Billet invité.
Réunis dimanche soir à Paris, les ministres de l’intérieur allemand et français ont répondu dans l’urgence à l’appel à l’aide de leur collègue italien. Ils ont proposé comme mesure phare d’imposer un « code de conduite » aux ONG qui assurent le sauvetage en mer des réfugiés avant de les débarquer dans un port italien. Présenté comme destiné à « améliorer la coordination avec les ONG opérant en Méditerranée centrale », ce code que l’on pressent autant que possible restrictif sera élaboré par les autorités italiennes. L’objectif poursuivi est de ralentir l’exode à défaut de pouvoir le tarir. Une réunion des ministres des 28 membres de l’Union européenne devra statuer jeudi prochain à Tallinn, en Estonie.
La veille, le ministre italien avait expliqué que « si les seuls ports vers lesquels les réfugiés sont acheminés sont les ports italiens, cela ne marche pas. C’est le cœur de la question », et des rumeurs circulaient selon lesquelles Marseille et Barcelone allaient être retenus comme ports de débarquement, afin de répartir le flot des réfugiés secourus en mer. Ce qui revenait à imposer aux réfugiés secourus deux ou trois jours de mer supplémentaires sur le pont de bateaux surchargés, et à ceux-ci de plus longues rotations diminuant leur présence sur les lieux de sauvetage. Mais le ministre français Gérard Collomb y a mis le holà, en application de la brillante théorie de l’appel d’air – ce résultat de la fine observation selon laquelle les réfugiés se dirigent là où ils espèrent trouver refuge et qu’il faut y couper court – a fait valoir qu’une telle mesure serait « improductive », ne voulant pas rajouter Marseille à Calais.
Les ministres vont donc chercher à « tarir les flux irréguliers en amont », et à « mieux gérer les flux à l’arrivée en Italie », masquant derrière ces objectifs généraux leur incapacité à définir un dispositif permettant d’opérer efficacement le tri entre les réfugiés de guerre et économiques. Car, selon Emmanuel Macron qui veille au grain, ces derniers représenteraient « plus de 80% du phénomène migratoire ». Afin de distinguer « ceux qui ont le droit à une protection humanitaire et ceux qui ne l’ont pas », le ministre italien n’avait pas hésité à proposer de déplacer dans les camps libyens la demande d’asile, mais sa proposition a été écartée en raison de son total irréalisme.
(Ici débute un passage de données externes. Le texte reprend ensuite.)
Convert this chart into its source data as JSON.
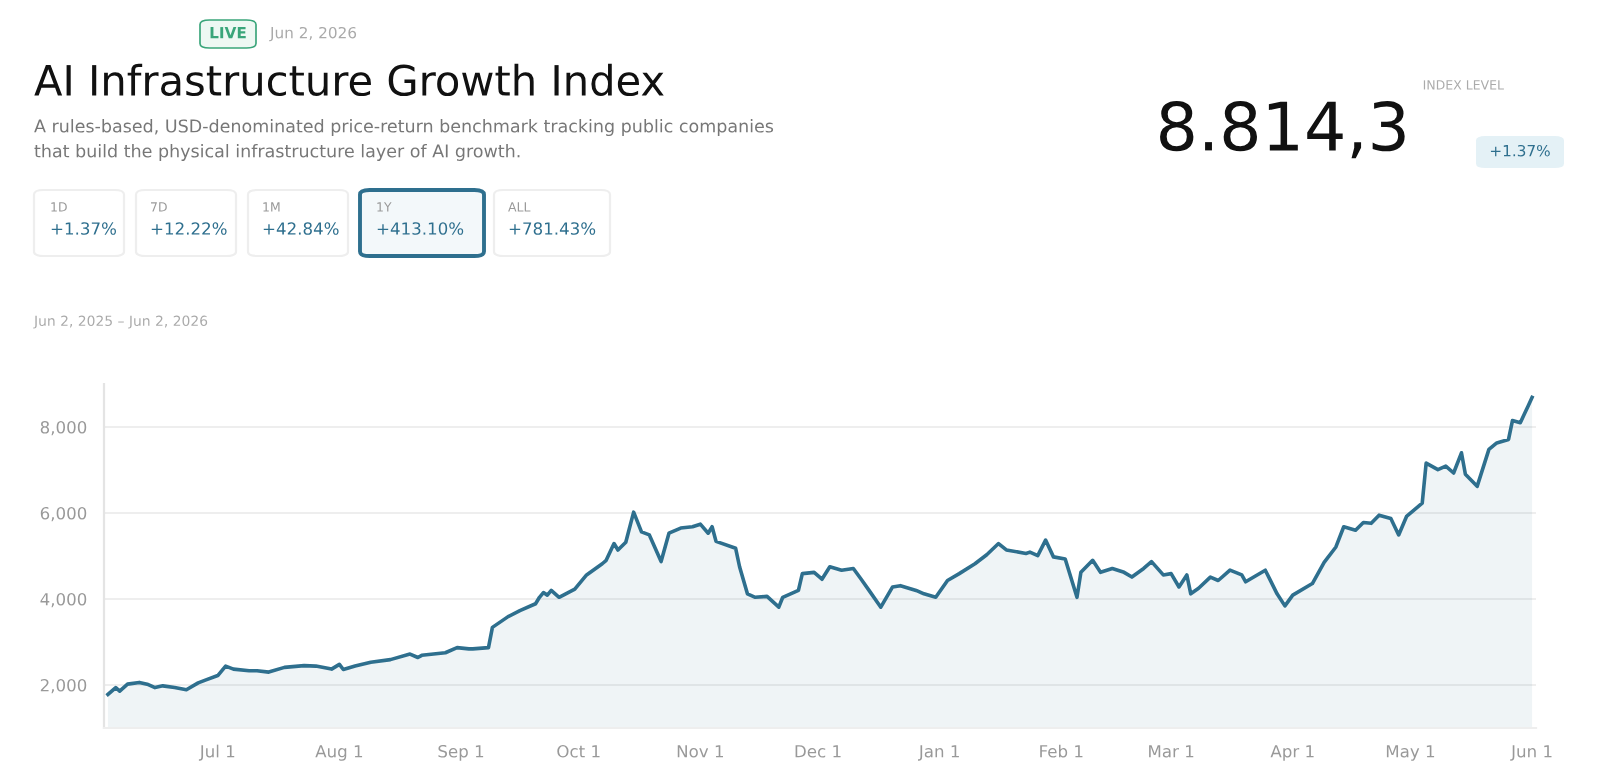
{
  "chart_data": {
    "type": "area",
    "title": "AI Infrastructure Growth Index",
    "subtitle": "A rules-based, USD-denominated price-return benchmark tracking public companies\nthat build the physical infrastructure layer of AI growth.",
    "annotations": [
      "LIVE",
      "Jun 2, 2026",
      "INDEX LEVEL",
      "8.814,3",
      "+1.37%",
      "1D",
      "+1.37%",
      "7D",
      "+12.22%",
      "1M",
      "+42.84%",
      "1Y",
      "+413.10%",
      "ALL",
      "+781.43%",
      "Jun 2, 2025 – Jun 2, 2026"
    ],
    "x": [
      "2025-06-03",
      "2025-06-05",
      "2025-06-06",
      "2025-06-08",
      "2025-06-11",
      "2025-06-13",
      "2025-06-15",
      "2025-06-17",
      "2025-06-20",
      "2025-06-23",
      "2025-06-26",
      "2025-06-28",
      "2025-07-01",
      "2025-07-03",
      "2025-07-05",
      "2025-07-09",
      "2025-07-11",
      "2025-07-14",
      "2025-07-18",
      "2025-07-23",
      "2025-07-26",
      "2025-07-30",
      "2025-08-01",
      "2025-08-02",
      "2025-08-05",
      "2025-08-09",
      "2025-08-14",
      "2025-08-19",
      "2025-08-21",
      "2025-08-22",
      "2025-08-28",
      "2025-08-31",
      "2025-09-03",
      "2025-09-04",
      "2025-09-08",
      "2025-09-09",
      "2025-09-13",
      "2025-09-16",
      "2025-09-20",
      "2025-09-21",
      "2025-09-22",
      "2025-09-23",
      "2025-09-24",
      "2025-09-26",
      "2025-09-30",
      "2025-10-03",
      "2025-10-07",
      "2025-10-08",
      "2025-10-10",
      "2025-10-11",
      "2025-10-13",
      "2025-10-15",
      "2025-10-17",
      "2025-10-19",
      "2025-10-22",
      "2025-10-24",
      "2025-10-27",
      "2025-10-30",
      "2025-11-01",
      "2025-11-03",
      "2025-11-04",
      "2025-11-05",
      "2025-11-10",
      "2025-11-11",
      "2025-11-13",
      "2025-11-15",
      "2025-11-18",
      "2025-11-21",
      "2025-11-22",
      "2025-11-26",
      "2025-11-27",
      "2025-11-30",
      "2025-12-02",
      "2025-12-04",
      "2025-12-07",
      "2025-12-10",
      "2025-12-12",
      "2025-12-14",
      "2025-12-17",
      "2025-12-20",
      "2025-12-22",
      "2025-12-26",
      "2025-12-28",
      "2025-12-31",
      "2026-01-03",
      "2026-01-06",
      "2026-01-10",
      "2026-01-13",
      "2026-01-16",
      "2026-01-18",
      "2026-01-23",
      "2026-01-24",
      "2026-01-26",
      "2026-01-28",
      "2026-01-30",
      "2026-02-02",
      "2026-02-05",
      "2026-02-06",
      "2026-02-09",
      "2026-02-11",
      "2026-02-14",
      "2026-02-17",
      "2026-02-19",
      "2026-02-22",
      "2026-02-24",
      "2026-02-27",
      "2026-03-01",
      "2026-03-03",
      "2026-03-05",
      "2026-03-06",
      "2026-03-08",
      "2026-03-11",
      "2026-03-13",
      "2026-03-16",
      "2026-03-19",
      "2026-03-20",
      "2026-03-25",
      "2026-03-28",
      "2026-03-30",
      "2026-04-01",
      "2026-04-06",
      "2026-04-09",
      "2026-04-12",
      "2026-04-14",
      "2026-04-17",
      "2026-04-19",
      "2026-04-21",
      "2026-04-23",
      "2026-04-26",
      "2026-04-28",
      "2026-04-30",
      "2026-05-04",
      "2026-05-05",
      "2026-05-08",
      "2026-05-10",
      "2026-05-12",
      "2026-05-14",
      "2026-05-15",
      "2026-05-18",
      "2026-05-21",
      "2026-05-23",
      "2026-05-26",
      "2026-05-27",
      "2026-05-29",
      "2026-05-31",
      "2026-06-01"
    ],
    "series": [
      {
        "color": "#2e6f8e",
        "values": [
          1780,
          1940,
          1860,
          2020,
          2060,
          2020,
          1940,
          1980,
          1940,
          1890,
          2050,
          2120,
          2220,
          2440,
          2370,
          2330,
          2330,
          2300,
          2410,
          2450,
          2440,
          2370,
          2480,
          2360,
          2440,
          2530,
          2590,
          2720,
          2640,
          2690,
          2750,
          2870,
          2840,
          2840,
          2870,
          3340,
          3590,
          3730,
          3890,
          4040,
          4150,
          4090,
          4200,
          4040,
          4230,
          4560,
          4820,
          4900,
          5290,
          5140,
          5320,
          6020,
          5560,
          5490,
          4870,
          5530,
          5650,
          5680,
          5740,
          5530,
          5680,
          5340,
          5180,
          4750,
          4120,
          4040,
          4060,
          3810,
          4040,
          4200,
          4590,
          4620,
          4460,
          4750,
          4670,
          4710,
          4460,
          4200,
          3810,
          4280,
          4310,
          4200,
          4120,
          4040,
          4430,
          4590,
          4820,
          5030,
          5290,
          5140,
          5060,
          5090,
          5010,
          5370,
          4980,
          4930,
          4040,
          4620,
          4900,
          4620,
          4710,
          4620,
          4510,
          4710,
          4870,
          4560,
          4590,
          4280,
          4560,
          4120,
          4250,
          4510,
          4430,
          4670,
          4560,
          4400,
          4670,
          4120,
          3840,
          4090,
          4360,
          4850,
          5210,
          5680,
          5600,
          5780,
          5760,
          5950,
          5870,
          5490,
          5920,
          6230,
          7160,
          7010,
          7090,
          6930,
          7400,
          6900,
          6620,
          7480,
          7630,
          7710,
          8150,
          8100,
          8490,
          8690
        ]
      }
    ],
    "xlim": [
      "2025-06-02",
      "2026-06-02"
    ],
    "xticks": [
      {
        "value": "2025-07-01",
        "label": "Jul 1"
      },
      {
        "value": "2025-08-01",
        "label": "Aug 1"
      },
      {
        "value": "2025-09-01",
        "label": "Sep 1"
      },
      {
        "value": "2025-10-01",
        "label": "Oct 1"
      },
      {
        "value": "2025-11-01",
        "label": "Nov 1"
      },
      {
        "value": "2025-12-01",
        "label": "Dec 1"
      },
      {
        "value": "2026-01-01",
        "label": "Jan 1"
      },
      {
        "value": "2026-02-01",
        "label": "Feb 1"
      },
      {
        "value": "2026-03-01",
        "label": "Mar 1"
      },
      {
        "value": "2026-04-01",
        "label": "Apr 1"
      },
      {
        "value": "2026-05-01",
        "label": "May 1"
      },
      {
        "value": "2026-06-01",
        "label": "Jun 1"
      }
    ],
    "ylim": [
      1000,
      9000
    ],
    "yticks": [
      {
        "value": 2000,
        "label": "2,000"
      },
      {
        "value": 4000,
        "label": "4,000"
      },
      {
        "value": 6000,
        "label": "6,000"
      },
      {
        "value": 8000,
        "label": "8,000"
      }
    ],
    "grid": "y"
  }
}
Les ministres n’ont pas eu d’autre ressource que de préconiser le renforcement des moyens destinés au retour des déboutés du droit d’asile, sans davantage de précisions, dans le cadre du paquet de mesures plus ou moins concrètes qui va être proposé à la réunion plénière des ministres de l’intérieur européens. Figurent le renforcement des moyens et de la formation des garde-côtes libyens et un soutien non chiffré au HCR et à l’Organisation internationale pour les migrations (OIM), afin de « permettre que les infrastructures en Libye atteignent les standards internationaux en termes de conditions de vie et de droits de l’Homme », ce qui vaut reconnaissance de l’ignominie qu’ils représentent. Enfin, il ne pouvait être évité de mentionner, pour la forme, l’accélération du dispositif de délocalisation des réfugiés depuis l’Italie et la Grèce dont aucun gouvernement ne veut à part eux, et qui arrive de toute façon à son terme en septembre prochain.